The sound of the movie theatre behind closed doors, the thump of the club beyond the entrance, the roar of the party rising as you climb the steps: noise as anticipation, as invitation.

I’ve had a fascination with this idea since Byetone’s 2008 Death of a Typographer (Raster-Noton), whose opener “Into Bios” transitions from field recordings off the streets to walk into the sounds of a club in full-flow Techno. The effect there is also repeated in the receding smokiness of closer “Heart”, leaving the confines of the dissolving IDM tunes to light up a cigarette in the quiet night beyond the musical space, rave well done.

But while DoaT sandwiches its fourth wall breaking ambiences with a full album of electronic tunes, UNRECORDED HISTORY is an entire entity of pieces divided by a veil. A concept record of sorts (what CC album isn’t?) all the tracks here tap out at frequencies above ~1kHz. The result? 11 pieces that sound like they’ve been recorded underwater, smothered by pillows, felt through the walls. Clarity is the furthest word from the truth in this case.

Naturally there’s a certain frustration to be tempered here. There are clearly some excellent hooks submerged in the processing that will never see the light of day (“The Mary Rose”, “Millennial Dread”, “Coup D’etat”), so obvious that we can hear their potential through the muffling. Regardless, all disappear into the flattening, Clarence’s vocals capped and smudged and unintelligible, voice and inseparable instrumentation smearing into bleary, yet strangely compulsive, amorphousness.
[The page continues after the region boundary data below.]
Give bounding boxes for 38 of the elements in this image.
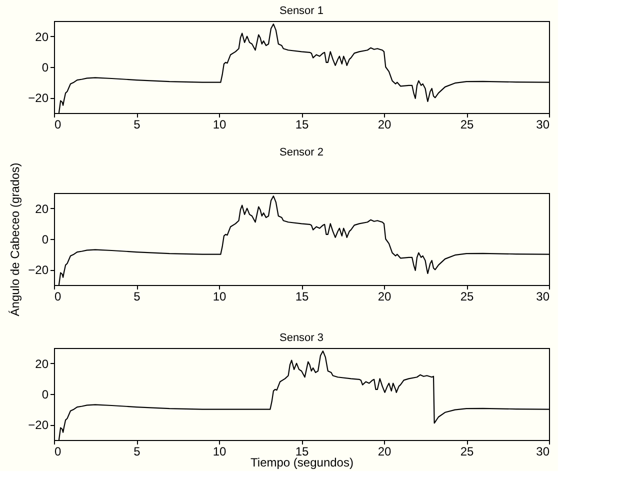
- y-tick-label: −20: [28, 263, 49, 278]
- x-tick-label: 10: [212, 118, 226, 132]
- chart-title: Sensor 3: [279, 332, 324, 344]
- x-tick-label: 15: [295, 118, 309, 132]
- x-tick-label: 5: [134, 290, 141, 304]
- x-tick-label: 20: [378, 290, 392, 304]
- x-tick-label: 5: [134, 118, 141, 132]
- y-tick-label: 0: [42, 388, 49, 402]
- x-tick-label: 0: [54, 290, 62, 304]
- x-tick-label: 30: [536, 290, 550, 304]
- y-tick-label: 20: [35, 356, 49, 371]
- y-tick-label: 0: [42, 232, 49, 246]
- line-series: [58, 196, 549, 285]
- x-tick-label: 25: [460, 290, 474, 304]
- y-tick-label: 20: [35, 202, 49, 216]
- y-tick-label: −20: [28, 418, 49, 432]
- x-tick-label: 10: [212, 290, 226, 304]
- x-tick-label: 0: [54, 444, 62, 458]
- chart-title: Sensor 2: [279, 146, 324, 158]
- x-tick-label: 5: [134, 444, 141, 458]
- chart-title: Sensor 1: [279, 5, 324, 17]
- x-tick-label: 0: [54, 118, 62, 132]
- x-tick-label: 15: [295, 290, 309, 304]
- x-tick-label: 20: [378, 118, 392, 132]
- y-axis-title: Ángulo de Cabeceo (grados): [8, 162, 22, 316]
- x-tick-label: 25: [460, 118, 474, 132]
- x-tick-label: 15: [295, 444, 309, 458]
- line-series: [58, 24, 549, 113]
- line-series: [58, 350, 549, 440]
- x-axis-title: Tiempo (segundos): [250, 456, 354, 470]
- y-tick-label: −20: [28, 91, 49, 106]
- x-tick-label: 30: [536, 118, 550, 132]
- y-tick-label: 0: [42, 60, 49, 74]
- y-tick-label: 20: [35, 30, 49, 44]
- x-tick-label: 25: [460, 444, 474, 458]
- x-tick-label: 30: [536, 444, 550, 458]
- x-tick-label: 20: [378, 444, 392, 458]
- x-tick-label: 10: [212, 444, 226, 458]
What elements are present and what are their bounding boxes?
Only on rare fleeting moments do things rise from the mire: lightning-blast yelps between the RnB grooving on “God, Let There Be Light”; twinkling piano romances underlying “The Mary Rose” and closer “Before Christ”, the latter also slipping through some suggestive spoken word fragments.

I’ll admit I’m insanely curious on what the originals of some (ok, all) of these sound like, and yet I know it’ll take something away from the deliberate aquatic distancing imposed upon us as part of the listening experience. I love these tracks for what they are: sirens and seducers. Unknowns that tantalise us in all sorts of directions, preventing us from pursuing them to their source and unwrapping their delicious completeness, even when we can obviously see their quality. Gratification is withheld as we exist in that space right at the precipice.

Dunk YOUR WRONG into battery acid and then listen to it inside a fish tank and you’ll have some idea what this is like.